A Ligand-Directed Spatial Regulation to Structural and Functional Tunability in Aggregation-Induced Emission Luminogen-Functionalized Organic-Inorganic Nanoassemblies.

Abstract

Aggregation-induced emission luminogen (AIEgen)-functionalized organic-inorganic hybrid nanoparticles (OINPs) are an emerging category of multifunctional nanomaterials with vast potential applications. The spatial arrangement and positioning of AIEgens and inorganic compounds in AIEgen-functionalized OINPs determine the structures, properties, and functionalities of the self-assembled nanomaterials. In this work, a facile and general emulsion self-assembly tactic for synthesizing well-defined AIEgen-functionalized OINPs is proposed by coassembling alkane chain-functionalized inorganic nanoparticles with hydrophobic organic AIEgens. As a proof of concept, the self-assembly and structural evolution of plasmonic-fluorescent hybrid nanoparticles (PFNPs) from concentric circle to core shell and then to Janus structures is demonstrated by using alkane chain-modified AuNPs and AIEgens as building blocks. The spatial position of AuNPs in the signal nanocomposite is controlled by varying the alkane ligand length and density on the AuNP surface. The mechanism behind the formation of various PFNP nanostructures is also elucidated through experiments and theoretical simulation.
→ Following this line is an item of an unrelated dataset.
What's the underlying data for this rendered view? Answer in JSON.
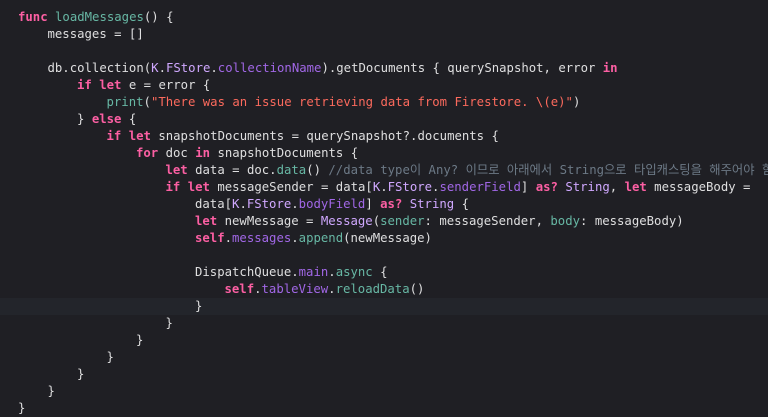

The obtained PFNPs with diverse structures exhibit spatially tunable optical and photothermal properties for advanced applications in multicolor and multimode immunolabeling and photothermal sterilization. This work presents an innovative synthetic approach of constructing AIEgen-functionalized OINPs with diverse structures, compositions, and functionalities, thereby championing the progressive development of these OINPs.